5.2. Unless the case falls under Article 5.1 of the Terms and Conditions or another case where withdrawal from the Purchase Contract is not possible, the Buyer has the right, in accordance with Section 1829(1) and (2) of the Civil Code, to withdraw from the Purchase Contract within fourteen (14) days from the day on which the Buyer or a third party designated by the Buyer, other than the carrier, takes over the goods, or:
5.2.1. the last item of goods, if the Buyer orders several items within one Order which are delivered separately;
5.2.2. the last item or part of a delivery of goods consisting of several items or parts; or
5.2.3. the first delivery of goods, if regular delivery of goods for an agreed period is agreed in the contract.
5.3. Withdrawal from the Purchase Contract must be sent to the Seller within the period specified in Article 5.2 of the Terms and Conditions. For withdrawal from the Purchase Contract, the Buyer may use the model form provided by the Seller, which forms an annex to the Terms and Conditions. Withdrawal from the Purchase Contract may be sent by the Buyer, among other methods, to the address of the Seller’s establishment or to the Seller’s email address reklamace@ateliersublime.cz.
5.4. In the event of withdrawal from the Purchase Contract, the Purchase Contract is cancelled from the beginning. The Buyer shall send or hand over the goods back to the Seller without undue delay, no later than fourteen (14) days from withdrawal from the contract, unless the Seller has offered to collect the goods themselves. The period under the previous sentence is observed if the Buyer sends the goods before its expiry. If the Buyer withdraws from the Purchase Contract, the Buyer bears the costs associated with returning the goods to the Seller, even in cases where the goods cannot, due to their nature, be returned by normal postal means.
5.5. In the event of withdrawal from the Purchase Contract pursuant to Article 5.2 of the Terms and Conditions, the Seller shall return the funds received from the Buyer within fourteen (14) days of the Buyer’s withdrawal from the Purchase Contract, using the same method by which the Seller received them from the Buyer.

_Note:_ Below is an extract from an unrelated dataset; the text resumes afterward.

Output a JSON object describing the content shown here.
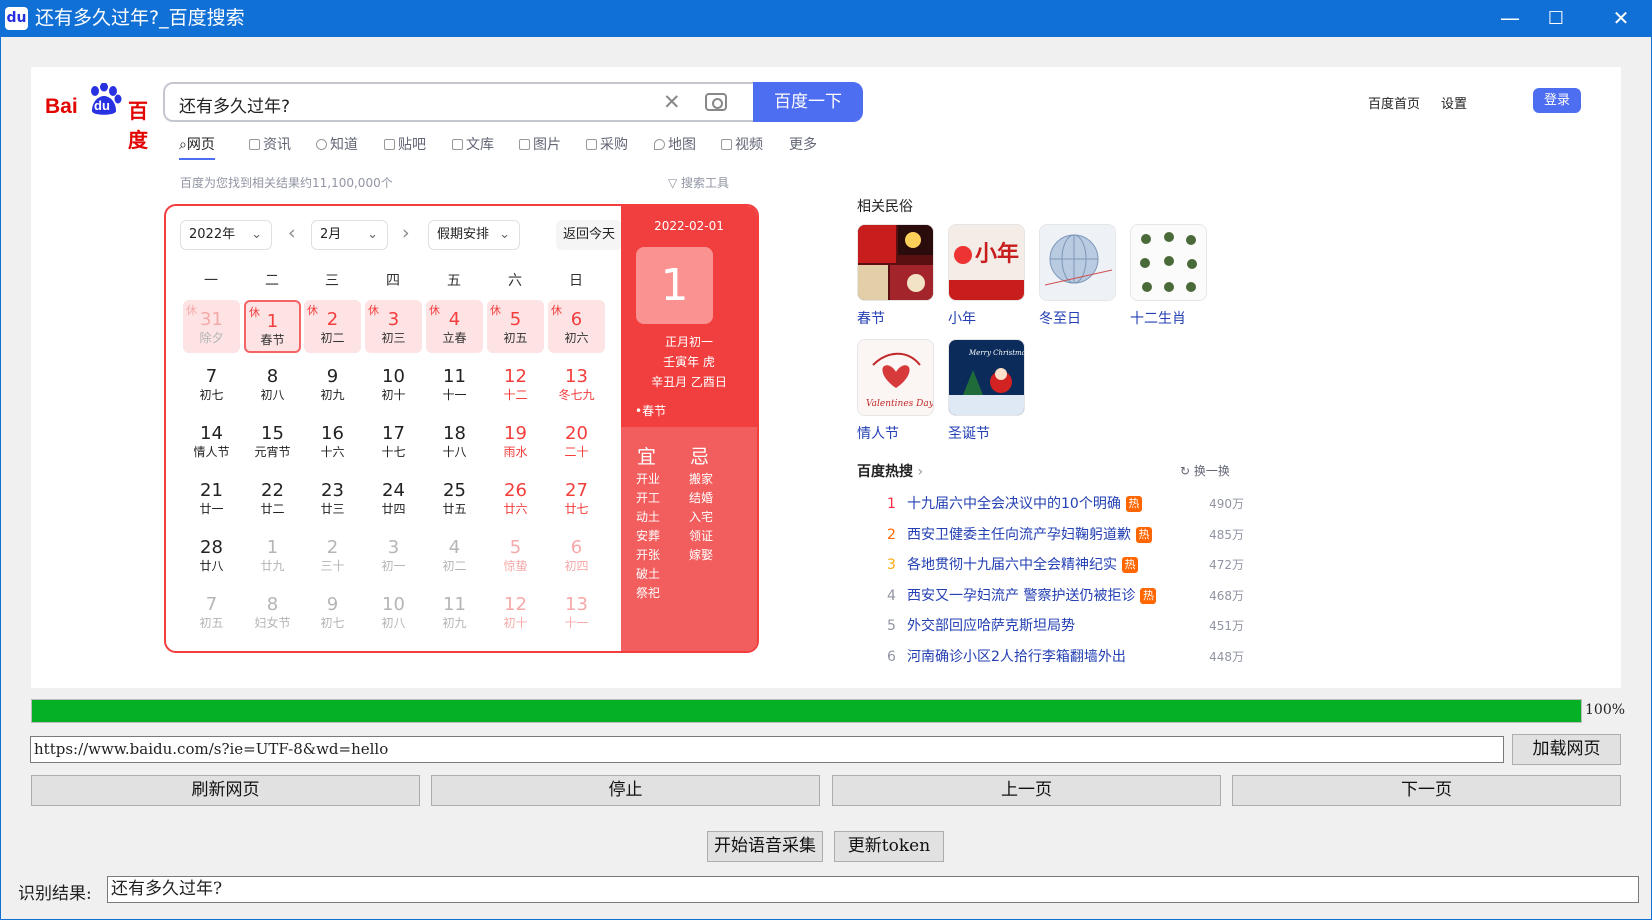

The Seller is also entitled to return the performance provided by the Buyer already upon the Buyer’s return of the goods or in another way, provided that the Buyer agrees and no additional costs are incurred by the Buyer. If the Buyer withdraws from the Purchase Contract, the Seller is not obliged to return the received funds to the Buyer before the Seller receives the goods or before the Buyer proves that the goods have been sent back, whichever occurs first.
5.6. The Seller is entitled to unilaterally set off the claim for compensation for damage caused to the goods against the Buyer’s claim for refund of the purchase price.
5.7. In cases where the Buyer has the right to withdraw from the Purchase Contract in accordance with Section 1829(1) of the Civil Code, the Seller is also entitled to withdraw from the Purchase Contract at any time until the goods are taken over by the Buyer. In such a case, the Seller shall return the purchase price to the Buyer without undue delay, by cashless transfer to an account designated by the Buyer.
5.8. If a gift is provided to the Buyer together with the goods, the gift agreement between the Seller and the Buyer is concluded subject to a resolutory condition that, if the Buyer withdraws from the Purchase Contract, the gift agreement regarding such gift shall cease to be effective and the Buyer is obliged to return the provided gift to the Seller together with the goods.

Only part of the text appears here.